OFCCP holds those who do business with the federal government – contractors and subcontractors – responsible for ensuring they do not discriminate on the basis of race, color, sex, sexual orientation, gender identity, religion, national origin, disability or status as a protected veteran. We also ensure that contractors fulfill their affirmative obligation to promote equal employment opportunity. We administer and enforce three equal employment opportunity mandates: Executive Order 11246, Section 503 of the Rehabilitation Act of 1973, and the Vietnam Era Veterans’ Readjustment Assistance Act of 1974.
On Nov. 9, we are taking an important step toward protecting workers from discrimination and safeguarding principles of religious freedom by proposing to rescind a 2020 rule promulgated at the end of the Trump administration.
The Religious Exemption in Executive Order 11246
Since 2002, Executive Order 11246 has contained a religious exemption, based on the religious exemption in Title VII of the Civil Rights Act of 1964, which permits qualifying federal contractors that are religious organizations to hire individuals who share their religious beliefs. However, courts have typically held that those contractors are not permitted to make employment decisions that amount to discrimination based on other protected characteristics.
Since the religious exemption has been in place, OFCCP has no record of any federal contractor having invoked this exemption in any OFCCP compliance evaluation or complaint investigation.
For nearly 18 years, OFCCP implemented the Executive Order 11246 religious exemption without attempting to reduce applicable law to regulatory language.
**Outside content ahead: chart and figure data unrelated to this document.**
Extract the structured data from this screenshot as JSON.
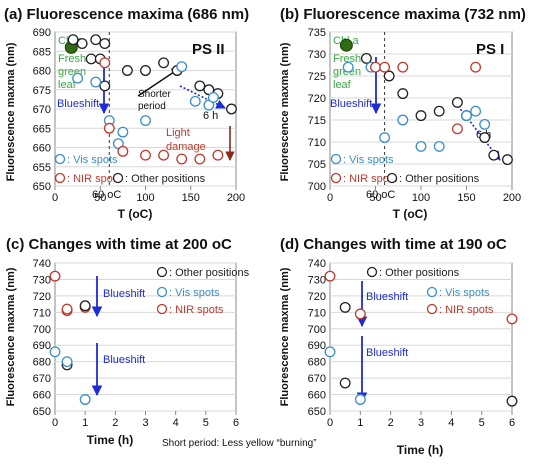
{
  "colors": {
    "vis": "#3a8ec9",
    "nir": "#c0392b",
    "other": "#222222",
    "blue_arrow": "#1f2bd6",
    "dark_red_arrow": "#8b2a16",
    "chl": "#2e6b12",
    "chl_text": "#3aa845",
    "damage_text": "#c0392b"
  },
  "chart_data": [
    {
      "type": "scatter",
      "title": "(a) Fluorescence maxima (686 nm)",
      "panel_tag": "PS II",
      "xlabel": "T (oC)",
      "ylabel": "Fluorescence maxma (nm)",
      "xlim": [
        0,
        200
      ],
      "ylim": [
        650,
        690
      ],
      "xticks": [
        "0",
        "50",
        "100",
        "150",
        "200"
      ],
      "yticks": [
        "650",
        "655",
        "660",
        "665",
        "670",
        "675",
        "680",
        "685",
        "690"
      ],
      "legend": [
        {
          "key": "vis",
          "text": "Vis spots"
        },
        {
          "key": "nir",
          "text": "NIR spots"
        },
        {
          "key": "other",
          "text": "Other positions"
        }
      ],
      "annotations": [
        "Chl a",
        "Fresh green leaf",
        "Blueshift",
        "Shorter period",
        "6 h",
        "Light damage",
        "60 oC"
      ],
      "chl_point": {
        "x": 18,
        "y": 686
      },
      "marker_line_x": 60,
      "series": [
        {
          "key": "other",
          "points": [
            [
              20,
              688
            ],
            [
              30,
              687
            ],
            [
              45,
              688
            ],
            [
              55,
              687
            ],
            [
              40,
              683
            ],
            [
              50,
              683
            ],
            [
              55,
              676
            ],
            [
              80,
              680
            ],
            [
              100,
              680
            ],
            [
              120,
              682
            ],
            [
              160,
              676
            ],
            [
              170,
              675
            ],
            [
              180,
              674
            ],
            [
              195,
              670
            ],
            [
              135,
              680
            ]
          ]
        },
        {
          "key": "vis",
          "points": [
            [
              25,
              678
            ],
            [
              45,
              677
            ],
            [
              75,
              664
            ],
            [
              100,
              667
            ],
            [
              140,
              681
            ],
            [
              155,
              672
            ],
            [
              170,
              671
            ],
            [
              175,
              673
            ],
            [
              60,
              667
            ],
            [
              70,
              661
            ]
          ]
        },
        {
          "key": "nir",
          "points": [
            [
              55,
              682
            ],
            [
              60,
              665
            ],
            [
              75,
              659
            ],
            [
              100,
              658
            ],
            [
              120,
              658
            ],
            [
              140,
              657
            ],
            [
              160,
              657
            ],
            [
              180,
              658
            ]
          ]
        }
      ]
    },
    {
      "type": "scatter",
      "title": "(b) Fluorescence maxima (732 nm)",
      "panel_tag": "PS I",
      "xlabel": "T (oC)",
      "ylabel": "Fluorescence maxma (nm)",
      "xlim": [
        0,
        200
      ],
      "ylim": [
        700,
        735
      ],
      "xticks": [
        "0",
        "50",
        "100",
        "150",
        "200"
      ],
      "yticks": [
        "700",
        "705",
        "710",
        "715",
        "720",
        "725",
        "730",
        "735"
      ],
      "legend": [
        {
          "key": "vis",
          "text": "Vis spots"
        },
        {
          "key": "nir",
          "text": "NIR spots"
        },
        {
          "key": "other",
          "text": "Other positions"
        }
      ],
      "annotations": [
        "Chl a",
        "Fresh green leaf",
        "Blueshift",
        "6 h",
        "60 oC"
      ],
      "chl_point": {
        "x": 18,
        "y": 732
      },
      "marker_line_x": 60,
      "series": [
        {
          "key": "other",
          "points": [
            [
              40,
              729
            ],
            [
              65,
              725
            ],
            [
              80,
              721
            ],
            [
              100,
              716
            ],
            [
              120,
              717
            ],
            [
              140,
              719
            ],
            [
              150,
              716
            ],
            [
              170,
              711
            ],
            [
              180,
              707
            ],
            [
              195,
              706
            ]
          ]
        },
        {
          "key": "vis",
          "points": [
            [
              20,
              727
            ],
            [
              45,
              727
            ],
            [
              60,
              711
            ],
            [
              80,
              715
            ],
            [
              100,
              709
            ],
            [
              120,
              709
            ],
            [
              150,
              716
            ],
            [
              160,
              717
            ],
            [
              170,
              714
            ]
          ]
        },
        {
          "key": "nir",
          "points": [
            [
              50,
              727
            ],
            [
              60,
              727
            ],
            [
              80,
              727
            ],
            [
              140,
              713
            ],
            [
              160,
              727
            ]
          ]
        }
      ]
    },
    {
      "type": "scatter",
      "title": "(c) Changes with time at 200 oC",
      "xlabel": "Time (h)",
      "ylabel": "Fluorescence maxma (nm)",
      "xlim": [
        0,
        6
      ],
      "ylim": [
        650,
        740
      ],
      "xticks": [
        "0",
        "1",
        "2",
        "3",
        "4",
        "5",
        "6"
      ],
      "yticks": [
        "650",
        "660",
        "670",
        "680",
        "690",
        "700",
        "710",
        "720",
        "730",
        "740"
      ],
      "legend": [
        {
          "key": "other",
          "text": "Other positions"
        },
        {
          "key": "vis",
          "text": "Vis spots"
        },
        {
          "key": "nir",
          "text": "NIR spots"
        }
      ],
      "annotations": [
        "Blueshift",
        "Blueshift",
        "Short period: Less yellow “burning”"
      ],
      "series": [
        {
          "key": "nir",
          "points": [
            [
              0,
              732
            ],
            [
              0.4,
              711
            ],
            [
              0.4,
              712
            ],
            [
              1,
              713
            ]
          ]
        },
        {
          "key": "other",
          "points": [
            [
              0.4,
              678
            ],
            [
              1,
              714
            ]
          ]
        },
        {
          "key": "vis",
          "points": [
            [
              0,
              686
            ],
            [
              0.4,
              680
            ],
            [
              1,
              657
            ]
          ]
        }
      ]
    },
    {
      "type": "scatter",
      "title": "(d) Changes with time at 190 oC",
      "xlabel": "Time (h)",
      "ylabel": "Fluorescence maxma (nm)",
      "xlim": [
        0,
        6
      ],
      "ylim": [
        650,
        740
      ],
      "xticks": [
        "0",
        "1",
        "2",
        "3",
        "4",
        "5",
        "6"
      ],
      "yticks": [
        "650",
        "660",
        "670",
        "680",
        "690",
        "700",
        "710",
        "720",
        "730",
        "740"
      ],
      "legend": [
        {
          "key": "other",
          "text": "Other positions"
        },
        {
          "key": "vis",
          "text": "Vis spots"
        },
        {
          "key": "nir",
          "text": "NIR spots"
        }
      ],
      "annotations": [
        "Blueshift",
        "Blueshift"
      ],
      "series": [
        {
          "key": "nir",
          "points": [
            [
              0,
              732
            ],
            [
              1,
              709
            ],
            [
              6,
              706
            ]
          ]
        },
        {
          "key": "other",
          "points": [
            [
              0.5,
              713
            ],
            [
              0.5,
              667
            ],
            [
              6,
              656
            ]
          ]
        },
        {
          "key": "vis",
          "points": [
            [
              0,
              686
            ],
            [
              1,
              657
            ]
          ]
        }
      ]
    }
  ]
}
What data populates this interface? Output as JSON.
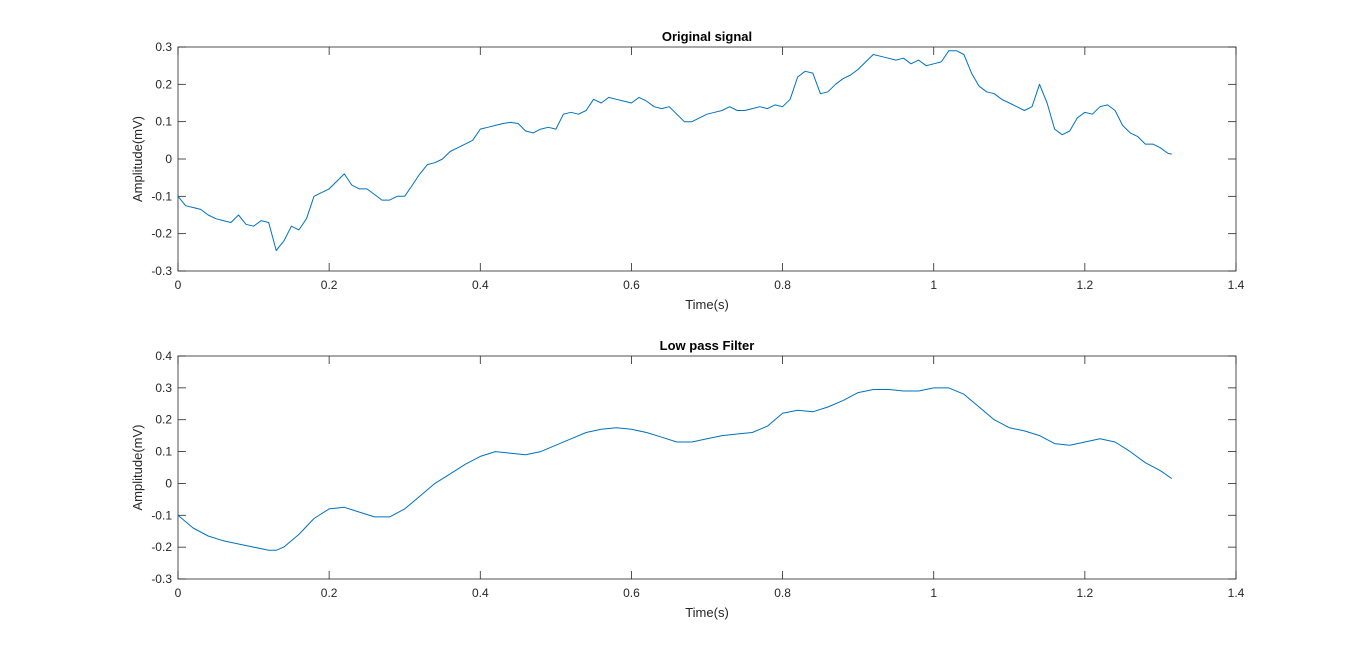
{
  "chart_data": [
    {
      "type": "line",
      "title": "Original signal",
      "xlabel": "Time(s)",
      "ylabel": "Amplitude(mV)",
      "xlim": [
        0,
        1.4
      ],
      "ylim": [
        -0.3,
        0.3
      ],
      "xticks": [
        0,
        0.2,
        0.4,
        0.6,
        0.8,
        1,
        1.2,
        1.4
      ],
      "yticks": [
        -0.3,
        -0.2,
        -0.1,
        0,
        0.1,
        0.2,
        0.3
      ],
      "grid": false,
      "color": "#0072BD",
      "series": [
        {
          "x": [
            0,
            0.01,
            0.02,
            0.03,
            0.04,
            0.05,
            0.06,
            0.07,
            0.08,
            0.09,
            0.1,
            0.11,
            0.12,
            0.13,
            0.14,
            0.15,
            0.16,
            0.17,
            0.18,
            0.19,
            0.2,
            0.21,
            0.22,
            0.23,
            0.24,
            0.25,
            0.26,
            0.27,
            0.28,
            0.29,
            0.3,
            0.31,
            0.32,
            0.33,
            0.34,
            0.35,
            0.36,
            0.37,
            0.38,
            0.39,
            0.4,
            0.41,
            0.42,
            0.43,
            0.44,
            0.45,
            0.46,
            0.47,
            0.48,
            0.49,
            0.5,
            0.51,
            0.52,
            0.53,
            0.54,
            0.55,
            0.56,
            0.57,
            0.58,
            0.59,
            0.6,
            0.61,
            0.62,
            0.63,
            0.64,
            0.65,
            0.66,
            0.67,
            0.68,
            0.69,
            0.7,
            0.71,
            0.72,
            0.73,
            0.74,
            0.75,
            0.76,
            0.77,
            0.78,
            0.79,
            0.8,
            0.81,
            0.82,
            0.83,
            0.84,
            0.85,
            0.86,
            0.87,
            0.88,
            0.89,
            0.9,
            0.91,
            0.92,
            0.93,
            0.94,
            0.95,
            0.96,
            0.97,
            0.98,
            0.99,
            1.0,
            1.01,
            1.02,
            1.03,
            1.04,
            1.05,
            1.06,
            1.07,
            1.08,
            1.09,
            1.1,
            1.11,
            1.12,
            1.13,
            1.14,
            1.15,
            1.16,
            1.17,
            1.18,
            1.19,
            1.2,
            1.21,
            1.22,
            1.23,
            1.24,
            1.25,
            1.26,
            1.27,
            1.28,
            1.29,
            1.3,
            1.31,
            1.315
          ],
          "y": [
            -0.1,
            -0.125,
            -0.13,
            -0.135,
            -0.15,
            -0.16,
            -0.165,
            -0.17,
            -0.15,
            -0.175,
            -0.18,
            -0.165,
            -0.17,
            -0.245,
            -0.22,
            -0.18,
            -0.19,
            -0.16,
            -0.1,
            -0.09,
            -0.08,
            -0.06,
            -0.04,
            -0.07,
            -0.08,
            -0.08,
            -0.095,
            -0.11,
            -0.11,
            -0.1,
            -0.1,
            -0.07,
            -0.04,
            -0.015,
            -0.01,
            0.0,
            0.02,
            0.03,
            0.04,
            0.05,
            0.08,
            0.085,
            0.09,
            0.095,
            0.098,
            0.095,
            0.075,
            0.07,
            0.08,
            0.085,
            0.08,
            0.12,
            0.125,
            0.12,
            0.13,
            0.16,
            0.15,
            0.165,
            0.16,
            0.155,
            0.15,
            0.165,
            0.155,
            0.14,
            0.135,
            0.14,
            0.12,
            0.1,
            0.1,
            0.11,
            0.12,
            0.125,
            0.13,
            0.14,
            0.13,
            0.13,
            0.135,
            0.14,
            0.135,
            0.145,
            0.14,
            0.16,
            0.22,
            0.235,
            0.23,
            0.175,
            0.18,
            0.2,
            0.215,
            0.225,
            0.24,
            0.26,
            0.28,
            0.275,
            0.27,
            0.265,
            0.27,
            0.255,
            0.265,
            0.25,
            0.255,
            0.26,
            0.29,
            0.29,
            0.28,
            0.23,
            0.195,
            0.18,
            0.175,
            0.16,
            0.15,
            0.14,
            0.13,
            0.14,
            0.2,
            0.15,
            0.08,
            0.065,
            0.075,
            0.11,
            0.125,
            0.12,
            0.14,
            0.145,
            0.13,
            0.09,
            0.07,
            0.06,
            0.04,
            0.04,
            0.03,
            0.015,
            0.013
          ]
        }
      ]
    },
    {
      "type": "line",
      "title": "Low pass Filter",
      "xlabel": "Time(s)",
      "ylabel": "Amplitude(mV)",
      "xlim": [
        0,
        1.4
      ],
      "ylim": [
        -0.3,
        0.4
      ],
      "xticks": [
        0,
        0.2,
        0.4,
        0.6,
        0.8,
        1,
        1.2,
        1.4
      ],
      "yticks": [
        -0.3,
        -0.2,
        -0.1,
        0,
        0.1,
        0.2,
        0.3,
        0.4
      ],
      "grid": false,
      "color": "#0072BD",
      "series": [
        {
          "x": [
            0,
            0.02,
            0.04,
            0.06,
            0.08,
            0.1,
            0.12,
            0.13,
            0.14,
            0.16,
            0.18,
            0.2,
            0.22,
            0.24,
            0.26,
            0.28,
            0.3,
            0.32,
            0.34,
            0.36,
            0.38,
            0.4,
            0.42,
            0.44,
            0.46,
            0.48,
            0.5,
            0.52,
            0.54,
            0.56,
            0.58,
            0.6,
            0.62,
            0.64,
            0.66,
            0.68,
            0.7,
            0.72,
            0.74,
            0.76,
            0.78,
            0.8,
            0.82,
            0.84,
            0.86,
            0.88,
            0.9,
            0.92,
            0.94,
            0.96,
            0.98,
            1.0,
            1.02,
            1.04,
            1.06,
            1.08,
            1.1,
            1.12,
            1.14,
            1.16,
            1.18,
            1.2,
            1.22,
            1.24,
            1.26,
            1.28,
            1.3,
            1.315
          ],
          "y": [
            -0.1,
            -0.14,
            -0.165,
            -0.18,
            -0.19,
            -0.2,
            -0.21,
            -0.21,
            -0.2,
            -0.16,
            -0.11,
            -0.08,
            -0.075,
            -0.09,
            -0.105,
            -0.105,
            -0.08,
            -0.04,
            0.0,
            0.03,
            0.06,
            0.085,
            0.1,
            0.095,
            0.09,
            0.1,
            0.12,
            0.14,
            0.16,
            0.17,
            0.175,
            0.17,
            0.16,
            0.145,
            0.13,
            0.13,
            0.14,
            0.15,
            0.155,
            0.16,
            0.18,
            0.22,
            0.23,
            0.225,
            0.24,
            0.26,
            0.285,
            0.295,
            0.295,
            0.29,
            0.29,
            0.3,
            0.3,
            0.28,
            0.24,
            0.2,
            0.175,
            0.165,
            0.15,
            0.125,
            0.12,
            0.13,
            0.14,
            0.13,
            0.1,
            0.065,
            0.04,
            0.015
          ]
        }
      ]
    }
  ]
}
Under the presidencies of both George W. Bush and Barack Obama, OFCCP had a policy and practice of applying Title VII case law as it developed, with reference to relevant religious liberty authorities where appropriate.
The Problematic 2020 Rule
But in 2020, the Trump administration published a final rule, effective Jan. 8, 2021, “Implementing Legal Requirements Regarding the Equal Opportunity Clause’s Religious Exemption.” That 2020 rule adopted new standards at odds with the weight of relevant case law, including Title VII case law.
For example, in determining which entities are eligible for the religious exemption, Title VII case law has overwhelmingly held that the ultimate inquiry focuses on whether the employer’s purpose and character are primarily religious – a determination typically made by weighing multiple factors. The 2020 rule departed from that approach. Under the proposal, OFCCP would return to following this authority.
The Need for OFCCP’s Proposal
Our proposal would protect workers from discrimination and safeguard religious freedom by rescinding the unnecessary and problematic 2020 rule.
The proposal would preserve the exemption for religious employers under Executive Order 11246. OFCCP would simply return to the policy in place under both the Bush and Obama administrations of analyzing a contractor’s exemption claim, if one ever arose, on a case-by-case basis consistent with Title VII precedent and other applicable law. This proposal would increase clarity and consistency in application of the religious exemption by returning to the agency’s long-standing policy and practice of relying on Title VII principles and case law as well as other applicable law to interpret the exemption.
The White House Office of Management and Budget concluded its review of OFCCP’s proposal on October 26. The Federal Register will publish this notice on Nov. 9. The agency will consider all comments submitted on the proposal during the comment period, which ends on Dec. 9.
Jenny R. Yang is the director of the U.S. Department of Labor’s Office of Federal Contract Compliance Programs.